Mole ploughing is widely used in New Zealand on heavy soils to improve the productivity of pasture and crops by creating water pathways through the field to permanent open or subsurface drains. This method of soil drainage is one of the most cost effective ways to overcome water logging issues with minimal disturbance to the surface and standing crops or pasture.
The long beams on the Rata Mole Plough produce a consistent gradient parallel to the surface, while the torpedo on the end of the blade directs the blade at a consistent depth. This provides the opening for the mole plug to expand the subsoil leaving a tunnel for the excess water to flow down, towards the main exit drain. The subsoil above the mole plug should be dry enough to avoid damage but give good traction and encourage upward fracturing to the surrounding soil.

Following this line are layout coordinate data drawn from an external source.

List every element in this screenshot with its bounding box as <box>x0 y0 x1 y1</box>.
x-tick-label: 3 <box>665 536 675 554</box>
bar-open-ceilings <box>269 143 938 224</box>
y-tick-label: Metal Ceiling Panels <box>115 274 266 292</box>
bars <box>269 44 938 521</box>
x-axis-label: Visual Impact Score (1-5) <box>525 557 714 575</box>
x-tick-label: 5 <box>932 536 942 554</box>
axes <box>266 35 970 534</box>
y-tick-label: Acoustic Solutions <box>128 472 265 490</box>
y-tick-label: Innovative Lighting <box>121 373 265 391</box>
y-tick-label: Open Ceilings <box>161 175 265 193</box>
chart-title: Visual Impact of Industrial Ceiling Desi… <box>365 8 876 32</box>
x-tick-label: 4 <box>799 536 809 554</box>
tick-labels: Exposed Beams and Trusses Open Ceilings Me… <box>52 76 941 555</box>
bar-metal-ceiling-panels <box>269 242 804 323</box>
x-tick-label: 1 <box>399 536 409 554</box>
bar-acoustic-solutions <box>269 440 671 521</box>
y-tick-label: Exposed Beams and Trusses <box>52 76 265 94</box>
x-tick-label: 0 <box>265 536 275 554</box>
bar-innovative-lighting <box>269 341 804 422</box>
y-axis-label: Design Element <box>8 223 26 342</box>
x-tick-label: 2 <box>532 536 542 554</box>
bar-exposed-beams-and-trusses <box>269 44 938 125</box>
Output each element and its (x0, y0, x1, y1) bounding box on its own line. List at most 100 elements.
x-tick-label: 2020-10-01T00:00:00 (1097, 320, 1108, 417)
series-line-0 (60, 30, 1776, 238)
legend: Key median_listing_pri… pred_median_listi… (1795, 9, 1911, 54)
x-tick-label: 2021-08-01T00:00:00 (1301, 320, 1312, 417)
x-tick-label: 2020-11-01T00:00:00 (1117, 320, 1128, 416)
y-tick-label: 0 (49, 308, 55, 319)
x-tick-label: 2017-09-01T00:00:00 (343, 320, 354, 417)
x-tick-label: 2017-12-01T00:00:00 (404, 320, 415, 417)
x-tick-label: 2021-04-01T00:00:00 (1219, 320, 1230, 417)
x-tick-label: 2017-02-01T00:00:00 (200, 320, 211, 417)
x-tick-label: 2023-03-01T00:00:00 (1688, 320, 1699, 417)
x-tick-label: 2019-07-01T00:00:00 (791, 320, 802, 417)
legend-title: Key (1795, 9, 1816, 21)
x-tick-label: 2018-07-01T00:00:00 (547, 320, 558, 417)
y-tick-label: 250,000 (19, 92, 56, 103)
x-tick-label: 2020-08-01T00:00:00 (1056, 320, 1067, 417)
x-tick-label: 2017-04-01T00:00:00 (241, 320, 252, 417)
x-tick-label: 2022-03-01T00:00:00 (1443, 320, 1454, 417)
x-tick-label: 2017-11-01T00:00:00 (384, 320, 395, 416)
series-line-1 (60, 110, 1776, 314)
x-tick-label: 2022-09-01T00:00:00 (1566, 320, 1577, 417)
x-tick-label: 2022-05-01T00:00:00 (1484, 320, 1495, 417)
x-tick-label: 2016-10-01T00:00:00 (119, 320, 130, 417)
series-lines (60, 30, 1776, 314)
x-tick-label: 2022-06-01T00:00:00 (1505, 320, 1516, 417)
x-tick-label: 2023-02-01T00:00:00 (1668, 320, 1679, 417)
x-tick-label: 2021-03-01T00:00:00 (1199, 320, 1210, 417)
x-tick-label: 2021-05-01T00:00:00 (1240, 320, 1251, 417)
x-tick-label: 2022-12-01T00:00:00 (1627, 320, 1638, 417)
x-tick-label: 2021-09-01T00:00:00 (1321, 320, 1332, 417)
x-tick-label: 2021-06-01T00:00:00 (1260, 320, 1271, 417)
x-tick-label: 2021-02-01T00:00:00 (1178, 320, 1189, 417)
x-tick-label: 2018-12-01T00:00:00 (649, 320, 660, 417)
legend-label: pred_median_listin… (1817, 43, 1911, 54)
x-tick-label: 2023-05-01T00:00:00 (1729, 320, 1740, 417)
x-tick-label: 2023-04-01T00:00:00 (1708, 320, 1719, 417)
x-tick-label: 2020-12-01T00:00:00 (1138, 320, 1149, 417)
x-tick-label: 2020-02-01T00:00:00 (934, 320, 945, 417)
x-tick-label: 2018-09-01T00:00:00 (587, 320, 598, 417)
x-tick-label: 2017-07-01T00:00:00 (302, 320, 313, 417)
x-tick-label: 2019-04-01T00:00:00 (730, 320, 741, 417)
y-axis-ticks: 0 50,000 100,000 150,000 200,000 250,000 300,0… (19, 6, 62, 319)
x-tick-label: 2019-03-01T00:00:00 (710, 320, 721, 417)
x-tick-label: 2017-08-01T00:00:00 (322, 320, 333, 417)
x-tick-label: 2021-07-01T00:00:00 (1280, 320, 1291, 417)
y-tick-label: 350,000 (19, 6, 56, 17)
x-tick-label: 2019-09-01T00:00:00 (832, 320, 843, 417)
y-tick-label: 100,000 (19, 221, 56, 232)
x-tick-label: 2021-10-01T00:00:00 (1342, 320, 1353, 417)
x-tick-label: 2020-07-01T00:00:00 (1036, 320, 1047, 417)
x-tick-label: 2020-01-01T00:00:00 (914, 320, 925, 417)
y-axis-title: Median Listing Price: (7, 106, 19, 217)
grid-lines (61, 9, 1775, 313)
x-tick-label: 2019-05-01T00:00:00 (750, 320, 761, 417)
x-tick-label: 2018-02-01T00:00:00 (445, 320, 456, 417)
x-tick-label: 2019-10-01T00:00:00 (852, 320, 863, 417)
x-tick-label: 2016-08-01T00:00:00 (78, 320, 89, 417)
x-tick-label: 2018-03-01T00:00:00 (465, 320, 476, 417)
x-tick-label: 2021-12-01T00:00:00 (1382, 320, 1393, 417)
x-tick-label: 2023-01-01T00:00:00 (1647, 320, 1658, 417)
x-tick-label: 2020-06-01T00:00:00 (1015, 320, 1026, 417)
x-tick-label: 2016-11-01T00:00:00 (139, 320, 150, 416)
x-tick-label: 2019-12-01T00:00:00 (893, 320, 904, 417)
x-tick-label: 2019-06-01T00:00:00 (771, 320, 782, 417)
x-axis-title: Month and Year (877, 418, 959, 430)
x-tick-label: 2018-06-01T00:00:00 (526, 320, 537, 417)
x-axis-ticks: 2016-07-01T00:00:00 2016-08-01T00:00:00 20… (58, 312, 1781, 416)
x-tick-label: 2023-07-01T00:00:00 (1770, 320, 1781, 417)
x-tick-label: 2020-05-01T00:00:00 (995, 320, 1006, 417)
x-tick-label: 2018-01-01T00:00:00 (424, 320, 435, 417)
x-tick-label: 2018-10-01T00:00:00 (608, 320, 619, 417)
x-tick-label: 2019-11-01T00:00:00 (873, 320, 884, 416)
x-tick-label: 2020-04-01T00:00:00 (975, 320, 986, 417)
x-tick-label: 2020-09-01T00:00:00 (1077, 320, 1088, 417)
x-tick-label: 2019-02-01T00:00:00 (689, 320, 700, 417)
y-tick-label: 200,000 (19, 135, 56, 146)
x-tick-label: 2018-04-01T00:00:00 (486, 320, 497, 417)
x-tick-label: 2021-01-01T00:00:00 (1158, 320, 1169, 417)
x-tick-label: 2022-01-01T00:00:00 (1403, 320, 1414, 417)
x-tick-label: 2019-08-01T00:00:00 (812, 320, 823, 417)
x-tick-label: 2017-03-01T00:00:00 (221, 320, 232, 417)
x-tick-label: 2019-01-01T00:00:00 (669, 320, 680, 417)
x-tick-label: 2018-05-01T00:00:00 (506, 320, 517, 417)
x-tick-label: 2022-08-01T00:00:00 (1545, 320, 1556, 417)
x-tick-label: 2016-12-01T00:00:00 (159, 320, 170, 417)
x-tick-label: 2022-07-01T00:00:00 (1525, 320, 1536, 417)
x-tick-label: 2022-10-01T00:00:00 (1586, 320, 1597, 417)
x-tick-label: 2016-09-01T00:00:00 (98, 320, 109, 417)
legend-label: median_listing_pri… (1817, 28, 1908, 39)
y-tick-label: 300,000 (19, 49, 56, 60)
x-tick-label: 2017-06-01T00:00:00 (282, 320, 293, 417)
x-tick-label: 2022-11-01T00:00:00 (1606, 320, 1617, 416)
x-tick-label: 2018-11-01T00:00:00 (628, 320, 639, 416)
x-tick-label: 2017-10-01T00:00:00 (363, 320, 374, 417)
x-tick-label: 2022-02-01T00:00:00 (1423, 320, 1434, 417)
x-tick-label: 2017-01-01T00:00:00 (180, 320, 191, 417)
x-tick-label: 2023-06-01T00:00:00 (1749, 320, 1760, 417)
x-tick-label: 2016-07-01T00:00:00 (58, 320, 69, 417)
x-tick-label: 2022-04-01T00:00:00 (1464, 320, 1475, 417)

Unlike conditions for subsoiling, the soil at the working depth of the torpedo needs to be sufficiently malleable, so that the plug successfully forms a secure channel through the clay. This process, done at the right time can see mole drains lasting for up to twenty years.
Mole drain channels deep enough to be in good clay, avoid damage by cultivators and spaced out evenly (approximately 1.8m apart) achieve good upward fracturing into surrounding soil and throughout the field.